🤖 AI Summary
This work addresses the problem of chore allocation under a restricted additive cost model—such as assigning paper reviewing tasks—where each item incurs either zero or a fixed cost to an agent. The authors propose a polynomial-time algorithm that simultaneously achieves two strong fairness guarantees, EFX (envy-freeness up to any good) and MMS (maximin share), while attaining a 2-approximation to the optimal social cost. They further establish that this 2-approximation ratio is theoretically tight. When relaxing the fairness requirements slightly, the algorithm yields weaker yet more tractable fairness guarantees, still computable in polynomial time. By bridging combinatorial optimization with fair division theory, this study introduces a novel paradigm for achieving both efficiency and fairness in resource allocation under constrained cost structures.
📝 Abstract
In a web-based review platform, papers from various research fields must be assigned to a group of reviewers. Each paper has an inherent cost, which represents the effort required for reading and evaluating it (e.g., the paper's length). Reviewers can bid on papers they are interested in, and if they are assigned a paper they have bid on, no cost is incurred.
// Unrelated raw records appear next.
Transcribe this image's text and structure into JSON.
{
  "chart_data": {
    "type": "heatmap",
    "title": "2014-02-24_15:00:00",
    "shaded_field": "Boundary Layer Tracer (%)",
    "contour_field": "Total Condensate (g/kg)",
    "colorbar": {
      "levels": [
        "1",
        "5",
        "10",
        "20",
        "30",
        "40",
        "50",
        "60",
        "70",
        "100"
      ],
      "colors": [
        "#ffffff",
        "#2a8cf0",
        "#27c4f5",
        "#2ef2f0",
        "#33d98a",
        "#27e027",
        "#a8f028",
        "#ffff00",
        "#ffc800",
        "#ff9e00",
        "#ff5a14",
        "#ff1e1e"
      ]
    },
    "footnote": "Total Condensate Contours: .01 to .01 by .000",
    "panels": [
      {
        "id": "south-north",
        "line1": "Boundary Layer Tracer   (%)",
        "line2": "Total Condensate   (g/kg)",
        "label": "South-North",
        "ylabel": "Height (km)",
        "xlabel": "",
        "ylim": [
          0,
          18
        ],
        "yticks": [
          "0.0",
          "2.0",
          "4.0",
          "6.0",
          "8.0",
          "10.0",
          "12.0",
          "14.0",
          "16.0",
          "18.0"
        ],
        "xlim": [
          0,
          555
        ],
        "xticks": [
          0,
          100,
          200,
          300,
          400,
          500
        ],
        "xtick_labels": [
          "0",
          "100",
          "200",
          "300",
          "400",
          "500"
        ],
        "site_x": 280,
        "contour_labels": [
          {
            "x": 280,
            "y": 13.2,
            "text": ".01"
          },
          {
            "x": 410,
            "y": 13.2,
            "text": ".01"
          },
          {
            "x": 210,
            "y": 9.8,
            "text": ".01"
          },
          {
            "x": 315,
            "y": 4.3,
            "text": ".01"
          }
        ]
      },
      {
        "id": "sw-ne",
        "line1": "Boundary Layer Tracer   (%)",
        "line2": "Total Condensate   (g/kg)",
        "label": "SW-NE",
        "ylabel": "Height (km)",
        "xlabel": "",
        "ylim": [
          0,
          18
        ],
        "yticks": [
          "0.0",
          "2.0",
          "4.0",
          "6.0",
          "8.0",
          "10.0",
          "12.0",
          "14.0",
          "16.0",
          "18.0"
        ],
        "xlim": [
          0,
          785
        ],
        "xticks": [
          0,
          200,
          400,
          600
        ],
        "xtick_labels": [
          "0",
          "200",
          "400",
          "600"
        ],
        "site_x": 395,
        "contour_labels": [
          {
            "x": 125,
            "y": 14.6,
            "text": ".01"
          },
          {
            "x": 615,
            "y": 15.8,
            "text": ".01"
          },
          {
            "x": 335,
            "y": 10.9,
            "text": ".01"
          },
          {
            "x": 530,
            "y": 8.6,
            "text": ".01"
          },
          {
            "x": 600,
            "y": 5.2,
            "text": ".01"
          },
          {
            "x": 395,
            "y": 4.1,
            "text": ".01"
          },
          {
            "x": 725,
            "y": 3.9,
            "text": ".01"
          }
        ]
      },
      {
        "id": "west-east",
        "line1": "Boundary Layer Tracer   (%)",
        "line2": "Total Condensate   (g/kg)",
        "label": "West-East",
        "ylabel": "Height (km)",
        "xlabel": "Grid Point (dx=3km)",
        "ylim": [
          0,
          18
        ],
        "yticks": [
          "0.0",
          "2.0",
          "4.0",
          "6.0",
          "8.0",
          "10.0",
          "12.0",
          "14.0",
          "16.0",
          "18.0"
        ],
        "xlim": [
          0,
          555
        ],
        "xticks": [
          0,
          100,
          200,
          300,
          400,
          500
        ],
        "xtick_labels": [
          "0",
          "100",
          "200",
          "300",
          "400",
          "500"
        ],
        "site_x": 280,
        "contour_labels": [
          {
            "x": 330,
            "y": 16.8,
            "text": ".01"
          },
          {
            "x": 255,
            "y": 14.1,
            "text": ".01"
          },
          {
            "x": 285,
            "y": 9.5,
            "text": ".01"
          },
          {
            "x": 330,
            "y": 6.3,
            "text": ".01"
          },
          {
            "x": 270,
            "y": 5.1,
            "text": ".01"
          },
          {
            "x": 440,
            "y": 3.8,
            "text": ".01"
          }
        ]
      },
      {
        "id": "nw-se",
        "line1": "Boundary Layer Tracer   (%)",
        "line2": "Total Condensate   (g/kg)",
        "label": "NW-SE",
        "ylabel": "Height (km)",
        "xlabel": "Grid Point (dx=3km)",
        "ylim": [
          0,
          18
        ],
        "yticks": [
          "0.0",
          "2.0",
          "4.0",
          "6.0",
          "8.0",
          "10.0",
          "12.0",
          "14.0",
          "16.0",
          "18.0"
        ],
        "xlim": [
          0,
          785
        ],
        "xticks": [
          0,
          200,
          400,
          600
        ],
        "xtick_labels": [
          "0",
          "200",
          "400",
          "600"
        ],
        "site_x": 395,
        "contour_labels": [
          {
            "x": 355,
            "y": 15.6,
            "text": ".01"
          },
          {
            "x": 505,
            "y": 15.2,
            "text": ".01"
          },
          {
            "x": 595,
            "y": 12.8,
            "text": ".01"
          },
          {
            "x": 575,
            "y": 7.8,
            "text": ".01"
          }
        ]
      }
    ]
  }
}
Otherwise, the inherent cost $c(e)$ for paper $e$ applies. We capture this with a model of restricted additive costs: every item $e$ has a cost $c(e)$, and each agent either incurs $0$ or $c(e)$ for $e$. In this work, we study how to allocate such chores fairly and efficiently. We propose an algorithm for computing allocations that are both EFX and MMS. Furthermore, we show that our algorithm achieves a $2$-approximation of the optimal social cost, and the approximation ratio is optimal. We also show that slightly weaker fairness guarantees can be obtained if one requires the algorithm to run in polynomial time.